Light + Time is not on my side
I’m not switching sides, exactly, and I know it will provide comfort to the enemy, but I can’t live this lie any longer. I have to say it: I don’t like the Light + Time Tower.
I tried desperately to like the tower, that controversial and unconventional sculpture sitting in the middle of Raleigh’s Capital Boulevard. For a long time, I was sure I did like it. Raleigh Mayor Tom Fetzer didn’t, and that was enough for me in the beginning. Anything Fetzer doesn’t like automatically gets my sympathy or vote. He’s my political opposite, so I hold Fetzer in the same regard many people hold The News & Observer’s political endorsements: Once I learn whom or what he likes, I lean the other way.
So for a while, I was happy when I drove on Capital Boulevard and saw the tower jutting up from the median. It had annoyed Fetzer and that was good; but I also saw it as evidence that Raleigh was becoming a big city, a place that adorns its public places and understands the value of monuments and art.

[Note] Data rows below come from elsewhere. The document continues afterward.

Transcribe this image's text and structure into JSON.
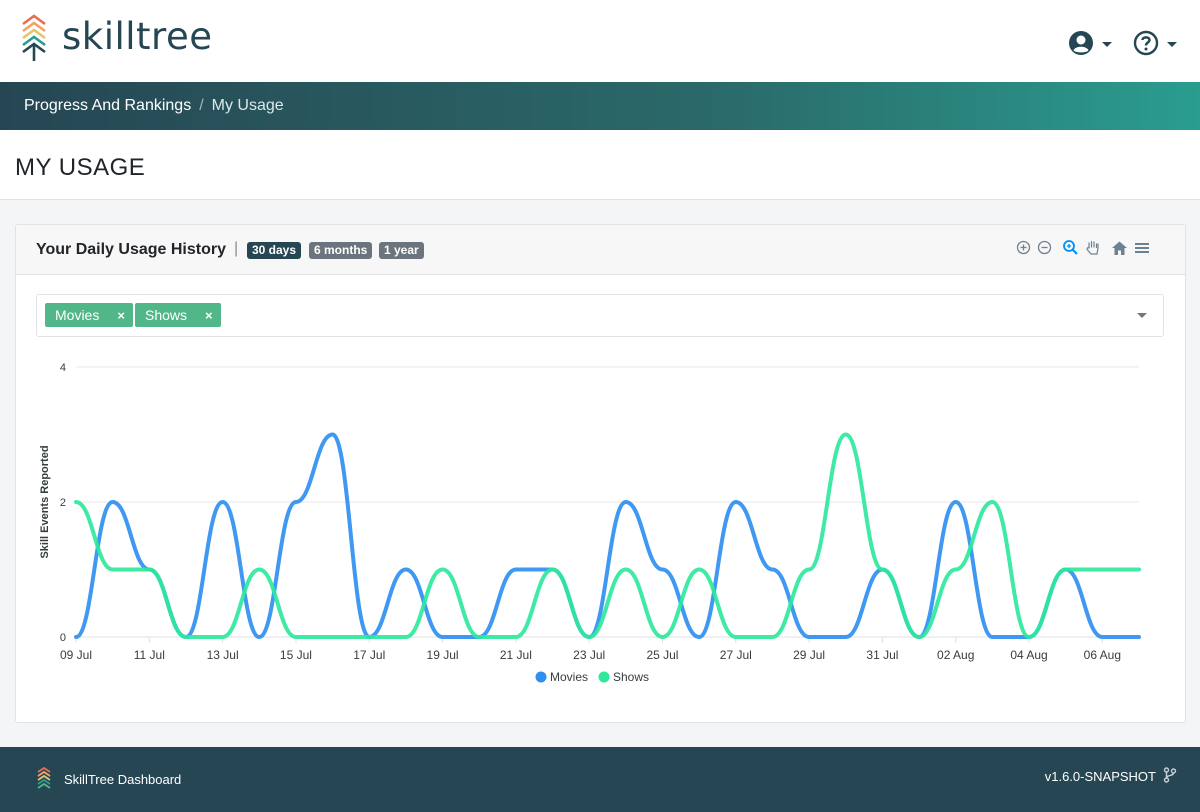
{
  "app": {
    "logo_text": "skilltree"
  },
  "breadcrumb": {
    "items": [
      "Progress And Rankings",
      "My Usage"
    ]
  },
  "page": {
    "title": "MY USAGE"
  },
  "card": {
    "title": "Your Daily Usage History",
    "ranges": [
      {
        "label": "30 days",
        "active": true
      },
      {
        "label": "6 months",
        "active": false
      },
      {
        "label": "1 year",
        "active": false
      }
    ],
    "tools": [
      "zoom-in-icon",
      "zoom-out-icon",
      "selection-zoom-icon",
      "pan-icon",
      "reset-home-icon",
      "menu-icon"
    ]
  },
  "filter": {
    "tags": [
      {
        "label": "Movies",
        "remove": "×"
      },
      {
        "label": "Shows",
        "remove": "×"
      }
    ]
  },
  "colors": {
    "movies": "#2f8ff0",
    "shows": "#2ee89c",
    "brand_dark": "#264653",
    "tag": "#52b788"
  },
  "chart_data": {
    "type": "line",
    "ylabel": "Skill Events Reported",
    "xlabel": "",
    "ylim": [
      0,
      4
    ],
    "yticks": [
      0,
      2,
      4
    ],
    "grid": true,
    "legend": "bottom-center",
    "x_tick_labels": [
      "09 Jul",
      "11 Jul",
      "13 Jul",
      "15 Jul",
      "17 Jul",
      "19 Jul",
      "21 Jul",
      "23 Jul",
      "25 Jul",
      "27 Jul",
      "29 Jul",
      "31 Jul",
      "02 Aug",
      "04 Aug",
      "06 Aug"
    ],
    "x": [
      "09 Jul",
      "10 Jul",
      "11 Jul",
      "12 Jul",
      "13 Jul",
      "14 Jul",
      "15 Jul",
      "16 Jul",
      "17 Jul",
      "18 Jul",
      "19 Jul",
      "20 Jul",
      "21 Jul",
      "22 Jul",
      "23 Jul",
      "24 Jul",
      "25 Jul",
      "26 Jul",
      "27 Jul",
      "28 Jul",
      "29 Jul",
      "30 Jul",
      "31 Jul",
      "01 Aug",
      "02 Aug",
      "03 Aug",
      "04 Aug",
      "05 Aug",
      "06 Aug",
      "07 Aug"
    ],
    "series": [
      {
        "name": "Movies",
        "values": [
          0,
          2,
          1,
          0,
          2,
          0,
          2,
          3,
          0,
          1,
          0,
          0,
          1,
          1,
          0,
          2,
          1,
          0,
          2,
          1,
          0,
          0,
          1,
          0,
          2,
          0,
          0,
          1,
          0,
          0
        ]
      },
      {
        "name": "Shows",
        "values": [
          2,
          1,
          1,
          0,
          0,
          1,
          0,
          0,
          0,
          0,
          1,
          0,
          0,
          1,
          0,
          1,
          0,
          1,
          0,
          0,
          1,
          3,
          1,
          0,
          1,
          2,
          0,
          1,
          1,
          1
        ]
      }
    ]
  },
  "footer": {
    "name": "SkillTree Dashboard",
    "version": "v1.6.0-SNAPSHOT"
  }
}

I no longer live in North Raleigh, however, so I don’t drive on Capital Boulevard much anymore. (I don’t miss the traffic, but I do regret not seeing that state government building that has “Oral Hygiene” carved over the door. I’ve always wanted to work there so I could tell people I have an office in the Oral Hygiene building. I’m not sure why, but this is very appealing to me.) So when I drove down Capital Boulevard on a recent errand, it was like seeing the tower for the first time.
What I saw was a clunky, homely collection of steel rods and panels. It seemed dull and tarnished, and its panels didn’t deliver the promised prism effect – having sunlight be
“literally shattered on its surface,” as its co-creator put it.
What’s worse, it looked like it was supposed to be a clunky collection of rods and panels. And in the median of this busy, charmless road, that’s no virtue. It just makes the tower easy to overlook.
In short, it didn’t look like art.
I have a friend with particularly skewed sensibilities – he once reviewed a restaurant by declaring, “Well, it was overpriced but at least the food was bad” – who might say this about the tower: “Well, it may be in a bad spot and not work properly, but at least it cost a lot.” (If you’re a Raleigh resident, the bill was 51,000 of your taxpayer dollars, by the way.)
It’s troubling to have to confess this, because I like sculpture and monuments. If you put it on a slab of rock and drop it in the middle of a park, I like it. Civil War soldiers, dead presidents, giant acorns, I like them all. I even like the statue of News & Observer patriarch Josephus Daniels across the street from my office, even though I can’t figure out why the sculptor posed him waving. My only guess is that old Josephus must have been highly regarded in his time for his ability to hail a cab.
I also like most avant-garde efforts. Do you remember Christo? He’s the guy who did things like surround the islands in Miami’s Biscayne Bay with pink plastic, or erect a miles-long fabric fence over some California hills. There was no history being honored, but I didn’t care. Those things were raw visual impact.
The Light + Time Tower, however; does neither. It makes no reference to history and doesn’t have the scale to dominate the landscape. It doesn’t even do that sunlight-shattering thing it’s supposed to do. It’s a disappointment.
But enough complaining. The money’s spent, the tower is there and that’s that. I’d better stop before I find myself agreeing with Fetzer on something else.